According to Recorded Future, the Islamic Republic has traditionally preferred to use proxies or front organisations both in physical conflict and cyberattacks to achieve their policy goals.
Iran faces the prospect of negative economic impact as instead of renewing the waivers on sanctions against the nation, the US will impose additional economic penalties, the combinations of which amounts to a de facto US withdrawal from the 2015 Joint Comprehensive Plan of Action (JCPOA) that is commonly referred to as the ‘Iran nuclear deal’.
“We assess, based on Iran’s previous reactions to economic pressure, that with President Trump’s exit from the JCPOA, Iran is likely to respond by launching cyberattacks on Western businesses within months, if not faster,” the report states.

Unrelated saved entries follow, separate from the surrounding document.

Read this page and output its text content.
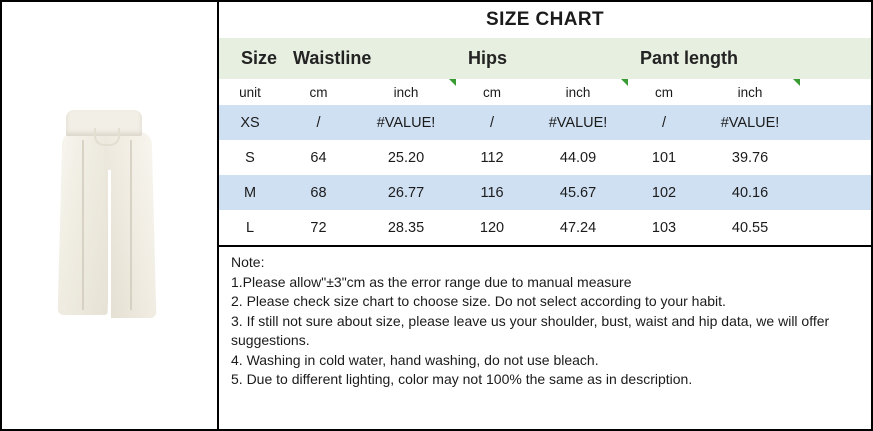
SIZE CHART
Size	Waistline		Hips		Pant length		
unit	cm	inch	cm	inch	cm	inch	
XS	/	#VALUE!	/	#VALUE!	/	#VALUE!	
S	64	25.20	112	44.09	101	39.76	
M	68	26.77	116	45.67	102	40.16	
L	72	28.35	120	47.24	103	40.55	
Note:
1.Please allow"±3"cm as the error range due to manual measure
2. Please check size chart to choose size. Do not select according to your habit.
3. If still not sure about size, please leave us your shoulder, bust, waist and hip data, we will offer suggestions.
4. Washing in cold water, hand washing, do not use bleach.
5. Due to different lighting, color may not 100% the same as in description.
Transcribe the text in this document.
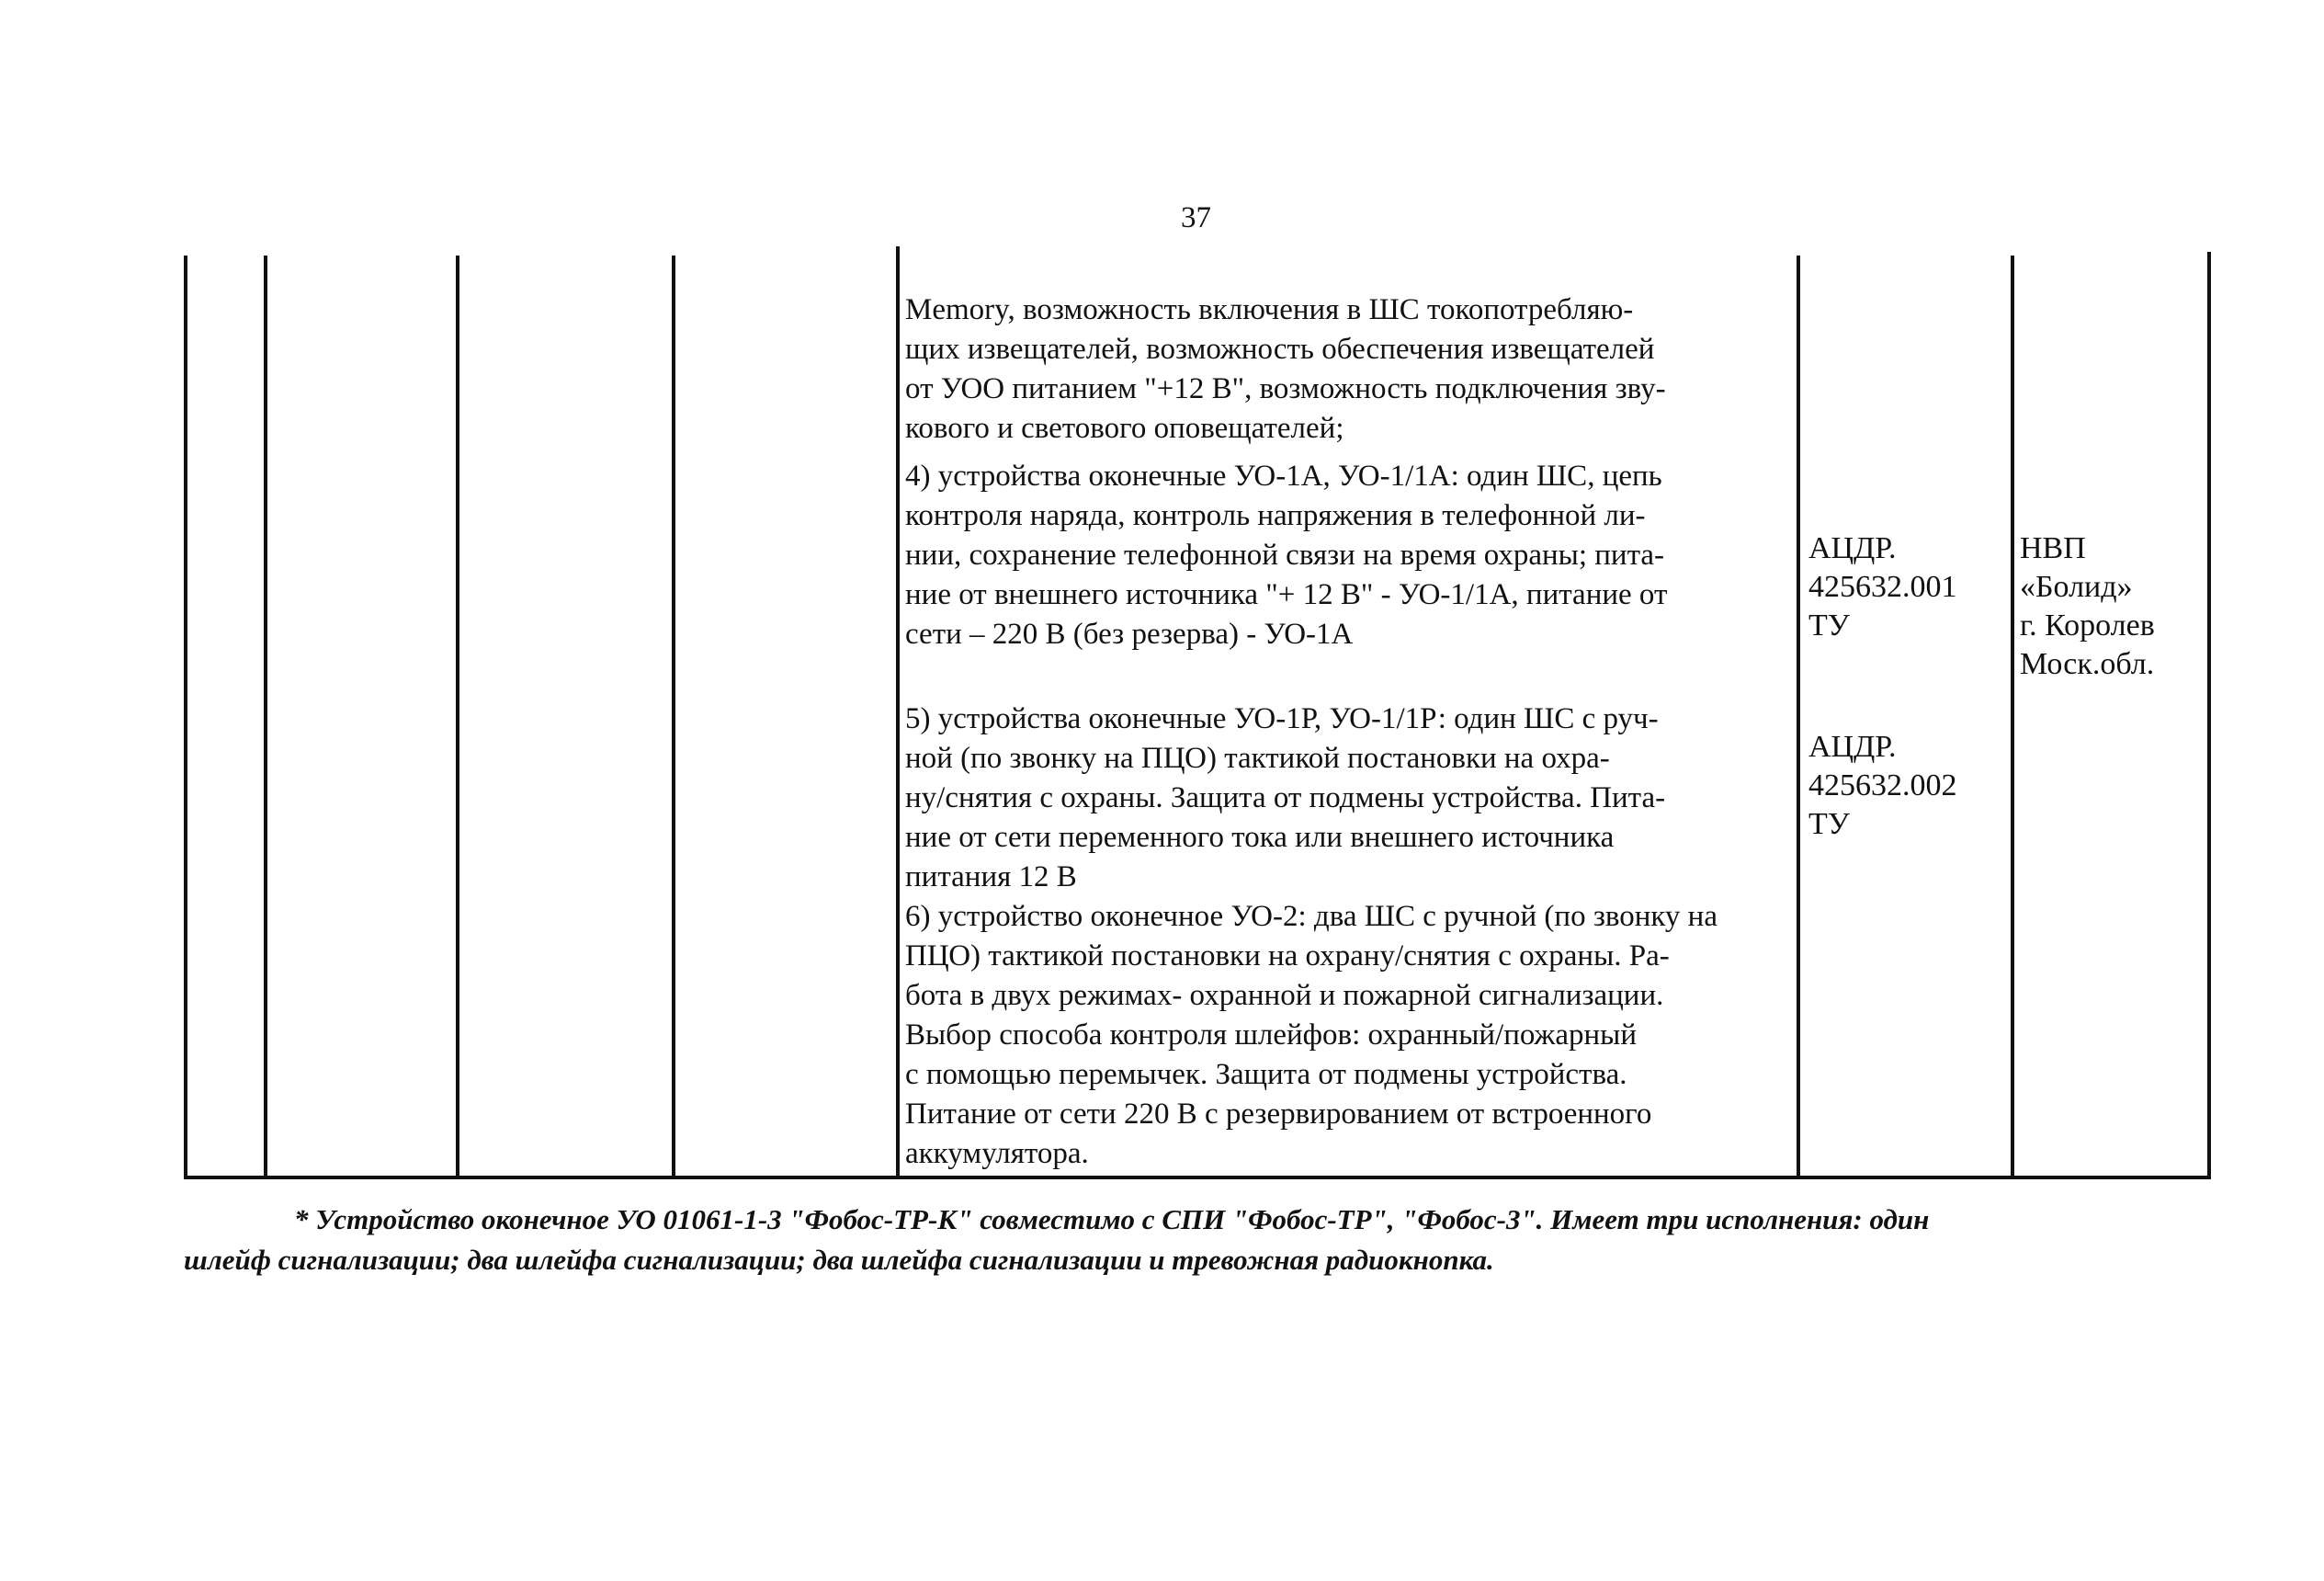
37
Memory, возможность включения в ШС токопотребляю-
щих извещателей, возможность обеспечения извещателей
от УОО питанием "+12 В", возможность подключения зву-
кового и светового оповещателей;
4) устройства оконечные УО-1А, УО-1/1А: один ШС, цепь
контроля наряда, контроль напряжения в телефонной ли-
нии, сохранение телефонной связи на время охраны; пита-
ние от внешнего источника "+ 12 В" - УО-1/1А, питание от
сети – 220 В (без резерва) - УО-1А
5) устройства оконечные УО-1Р, УО-1/1Р: один ШС с руч-
ной (по звонку на ПЦО) тактикой постановки на охра-
ну/снятия с охраны. Защита от подмены устройства. Пита-
ние от сети переменного тока или внешнего источника
питания 12 В
6) устройство оконечное УО-2: два ШС с ручной (по звонку на
ПЦО) тактикой постановки на охрану/снятия с охраны. Ра-
бота в двух режимах- охранной и пожарной сигнализации.
Выбор способа контроля шлейфов: охранный/пожарный
с помощью перемычек. Защита от подмены устройства.
Питание от сети 220 В с резервированием от встроенного
аккумулятора.
АЦДР.
425632.001
ТУ
АЦДР.
425632.002
ТУ
НВП
«Болид»
г. Королев
Моск.обл.
* Устройство оконечное УО 01061-1-3 "Фобос-ТР-К" совместимо с СПИ "Фобос-ТР", "Фобос-3". Имеет три исполнения: один
шлейф сигнализации; два шлейфа сигнализации; два шлейфа сигнализации и тревожная радиокнопка.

“Judging from historical patterns, the businesses likely to be at greatest risk are in many of the same sectors that were victimised by Iranian cyberattacks between 2012 and 2014 and include banks and financial services, government departments, critical infrastructure providers, and oil and energy.”
Some of the key judgements from the report include:
- Due to needing to act quickly, Iranian cyber response will be staffed and executed by capable, but less trusted contractors, resulting in the Islamic Republic possibly having difficulty controlling the scope and scale of the destructive cyberattacks once they have begun.
- The Islamic Republic operates with embedded paranoia, where ultimately, no one can be trusted.
- Iranian cyber operations are administered via a tiered approach, where an ideologically and politically trusted group of middle managers translate intelligence priorities into segmented cyber tasks which are then bid out to multiple contractors.
- Based on Recorded Future’s source’s conversations with other hackers in Iran, there are over 50 estimated contractors vying for Iranian government-sponsored offensive cyber projects.
- According to Insikt Group’s source, to find and retain the best offensive cyber talent, Iranian government contractors are forced to mine closed-trust communities.